The second problem is even more mysterious. One of my machines runs a IPSec (strongSwan) tunnel. I tried to configure traffic shaping that would make this tunnel get the lowest priority, so that it doesn't interfere with high-priority interactive tasks. I nearly achieved that, except when the tunnel transfers high amounts (above 50Mbps out ~130Mbps I have in total) of ingress traffic. When that happens, my high-priority traffic starts experiencing packet loss.
The way I configured it is using PRIQ on outgoing and HFSC on incoming traffic. I took a look at pfTop queues, it shows that no high-priority packets are being dropped, which I take to mean that it's my ISP who's dropping the ingress ICMP replies. I know all of this is not very surprising, considering that IPSec works over UDP, and UDP lacks congestion control, but bear with me. When experimenting with limiters, I stumbled onto a configuration that actually removes the dropped packets problem completely. I configured a pair of Tail Drop/FIFO limiters and routed all the IPSec traffic through them. Problem solved, no more packet loss. I then tried to achieve the same effect with other instruments: FQ-CODEL limiters and HFSC with upper limits. Neither of those two solves the problem, only Tail Drop/FIFO limiter does. So this leaves me wondering what is going on here. Furthermore (and here I'm coming back to issue #1), because I want to use FQ-CODEL limiter, but am forced to use Tail Drop limiter to deal with the UDP problem, I reached an awkward setup where I have to install one of the limiters on LAN interface and another on WAN_L2TP interface (I tried to install both of them on the LAN interface, but it seems this is impossible?) , which leads to the traceroute/mtr issue.

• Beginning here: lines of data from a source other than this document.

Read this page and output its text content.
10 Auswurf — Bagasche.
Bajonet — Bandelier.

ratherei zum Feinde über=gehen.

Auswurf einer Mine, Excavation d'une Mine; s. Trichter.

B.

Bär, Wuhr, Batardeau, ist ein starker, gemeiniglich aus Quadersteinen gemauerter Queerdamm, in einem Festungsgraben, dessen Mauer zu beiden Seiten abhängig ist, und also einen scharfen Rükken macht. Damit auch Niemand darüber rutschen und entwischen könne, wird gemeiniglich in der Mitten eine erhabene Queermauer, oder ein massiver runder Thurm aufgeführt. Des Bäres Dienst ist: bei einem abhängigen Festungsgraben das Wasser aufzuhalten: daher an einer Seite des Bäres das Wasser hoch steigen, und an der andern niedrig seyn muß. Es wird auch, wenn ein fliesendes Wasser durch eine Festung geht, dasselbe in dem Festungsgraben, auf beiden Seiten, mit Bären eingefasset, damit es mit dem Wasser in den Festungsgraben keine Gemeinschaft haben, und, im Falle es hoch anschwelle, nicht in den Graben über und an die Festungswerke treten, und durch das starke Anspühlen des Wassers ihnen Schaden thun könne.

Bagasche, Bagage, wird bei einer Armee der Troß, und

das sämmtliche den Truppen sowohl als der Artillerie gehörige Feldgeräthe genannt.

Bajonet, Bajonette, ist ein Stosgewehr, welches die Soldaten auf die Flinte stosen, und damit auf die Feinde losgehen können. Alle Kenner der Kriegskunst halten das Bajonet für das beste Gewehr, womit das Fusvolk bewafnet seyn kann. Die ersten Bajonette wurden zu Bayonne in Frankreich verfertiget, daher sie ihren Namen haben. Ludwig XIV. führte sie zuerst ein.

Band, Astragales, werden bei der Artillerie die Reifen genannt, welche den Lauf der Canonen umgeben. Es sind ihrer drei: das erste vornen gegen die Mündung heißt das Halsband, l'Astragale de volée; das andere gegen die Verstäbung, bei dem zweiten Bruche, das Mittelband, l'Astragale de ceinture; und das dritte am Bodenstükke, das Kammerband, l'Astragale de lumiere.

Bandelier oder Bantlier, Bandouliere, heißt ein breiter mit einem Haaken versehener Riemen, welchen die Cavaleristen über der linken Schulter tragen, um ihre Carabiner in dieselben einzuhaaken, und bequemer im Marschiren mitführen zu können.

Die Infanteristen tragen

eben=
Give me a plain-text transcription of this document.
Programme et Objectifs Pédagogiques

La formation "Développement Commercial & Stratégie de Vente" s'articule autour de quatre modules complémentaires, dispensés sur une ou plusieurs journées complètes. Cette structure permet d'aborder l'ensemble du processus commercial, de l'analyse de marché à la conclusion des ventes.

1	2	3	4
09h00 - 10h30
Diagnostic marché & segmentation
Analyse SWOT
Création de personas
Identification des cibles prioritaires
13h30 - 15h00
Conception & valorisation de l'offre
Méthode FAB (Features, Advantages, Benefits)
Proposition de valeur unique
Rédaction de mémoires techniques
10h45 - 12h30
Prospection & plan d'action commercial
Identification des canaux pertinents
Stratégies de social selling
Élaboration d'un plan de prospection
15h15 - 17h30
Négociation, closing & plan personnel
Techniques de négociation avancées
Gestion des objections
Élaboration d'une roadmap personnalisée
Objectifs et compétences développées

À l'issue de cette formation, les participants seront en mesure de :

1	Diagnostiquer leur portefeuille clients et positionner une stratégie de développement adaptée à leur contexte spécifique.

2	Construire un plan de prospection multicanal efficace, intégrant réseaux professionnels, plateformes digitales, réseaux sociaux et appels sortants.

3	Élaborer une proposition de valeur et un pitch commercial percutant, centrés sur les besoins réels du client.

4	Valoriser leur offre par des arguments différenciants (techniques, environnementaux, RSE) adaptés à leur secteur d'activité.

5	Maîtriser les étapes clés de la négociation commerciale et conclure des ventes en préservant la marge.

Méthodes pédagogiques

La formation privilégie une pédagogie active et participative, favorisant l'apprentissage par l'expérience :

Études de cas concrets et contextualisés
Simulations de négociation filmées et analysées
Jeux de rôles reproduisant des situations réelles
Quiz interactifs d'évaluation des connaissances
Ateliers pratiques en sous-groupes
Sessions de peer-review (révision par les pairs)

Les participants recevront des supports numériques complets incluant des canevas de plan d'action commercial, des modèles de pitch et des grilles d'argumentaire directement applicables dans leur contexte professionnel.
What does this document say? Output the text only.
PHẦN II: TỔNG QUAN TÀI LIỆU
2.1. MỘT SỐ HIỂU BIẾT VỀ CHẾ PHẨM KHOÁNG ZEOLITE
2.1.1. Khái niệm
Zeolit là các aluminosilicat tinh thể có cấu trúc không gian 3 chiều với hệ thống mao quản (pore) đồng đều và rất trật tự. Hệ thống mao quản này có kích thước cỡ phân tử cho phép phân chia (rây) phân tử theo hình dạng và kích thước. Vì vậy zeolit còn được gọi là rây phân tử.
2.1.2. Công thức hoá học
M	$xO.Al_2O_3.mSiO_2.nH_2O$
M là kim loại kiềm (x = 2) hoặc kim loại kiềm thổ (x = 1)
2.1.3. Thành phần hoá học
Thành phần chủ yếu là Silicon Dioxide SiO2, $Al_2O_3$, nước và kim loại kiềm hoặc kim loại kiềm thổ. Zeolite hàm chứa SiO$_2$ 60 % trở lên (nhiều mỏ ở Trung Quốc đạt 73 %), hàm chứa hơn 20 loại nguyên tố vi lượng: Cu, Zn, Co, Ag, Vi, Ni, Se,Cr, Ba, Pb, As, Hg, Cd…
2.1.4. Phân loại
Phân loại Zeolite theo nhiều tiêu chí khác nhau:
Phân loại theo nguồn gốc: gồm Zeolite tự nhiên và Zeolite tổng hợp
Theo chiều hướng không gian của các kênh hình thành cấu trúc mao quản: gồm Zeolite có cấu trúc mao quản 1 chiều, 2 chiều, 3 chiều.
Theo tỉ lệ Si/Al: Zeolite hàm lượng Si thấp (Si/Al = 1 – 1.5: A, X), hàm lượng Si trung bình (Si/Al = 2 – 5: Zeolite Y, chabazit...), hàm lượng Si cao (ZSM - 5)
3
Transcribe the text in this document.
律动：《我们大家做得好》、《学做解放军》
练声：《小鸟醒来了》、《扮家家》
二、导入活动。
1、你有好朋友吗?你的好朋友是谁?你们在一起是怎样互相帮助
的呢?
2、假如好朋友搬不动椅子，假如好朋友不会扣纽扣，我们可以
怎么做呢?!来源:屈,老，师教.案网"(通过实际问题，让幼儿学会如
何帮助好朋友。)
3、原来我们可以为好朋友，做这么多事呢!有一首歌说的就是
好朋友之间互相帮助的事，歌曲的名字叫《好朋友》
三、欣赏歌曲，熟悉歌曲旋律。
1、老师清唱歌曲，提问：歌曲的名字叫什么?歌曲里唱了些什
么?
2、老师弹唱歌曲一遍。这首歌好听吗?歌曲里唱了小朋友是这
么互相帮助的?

Opened an issue in the bugtracker: https://redmine.pfsense.org/issues/9263
@kirillkh Take a look at the following guide as it should explain the issue you are witnessing and show how to workaround it - hint floating rule #1.
@uptownvagrant That's handy, thanks. But actually it's also unhelpful, because the point of traceroute is to diagnose network issues, e.g. measure packet loss and lag. In order to do that, it should be subjected to the same shaping as the other traffic. So circumventing the limiter actually makes traceroute output meaningless as far as debugging traffic shaping is concerned.
@kirillkh What are you trying to debug with regard to traffic shaping using ICMP traceroute? The workaround I posted gets you a proper ICMP trace of hops where you didn't have it before.
I don't use traceroute to measure packet loss - it's not the right tool. If you want to measure the effectiveness of FQ-CoDel, please check out Flent as it's pretty brilliant. I agree that the policy route issue is annoying but the workaround I posted has value.
It is what it is:
@uptownvagrant E.g. I want to see is there is a packet loss when I download or upload under certain conditions (full saturation of bandwidth, many open sockets, also is destination/source prioritization working correctly, etc). I didn't try Flent, but doesn't it also use ICMP TTL as part of its operation?
@kirillkh Flent is a python frontend for netperf, iperf, and irtt and has many test options. E.g. the objective of the Flent RRUL test is to use ICMP and UDP to measure RTT while loading the pipe with eight TCP streams (four downloads, four uploads) - there are options to change down/up streams and there are many other tests. Flent RRUL test uses ping timestamps with ICMP to determine latency/loss - not the incrementing TTL function that you are executing with traceroute.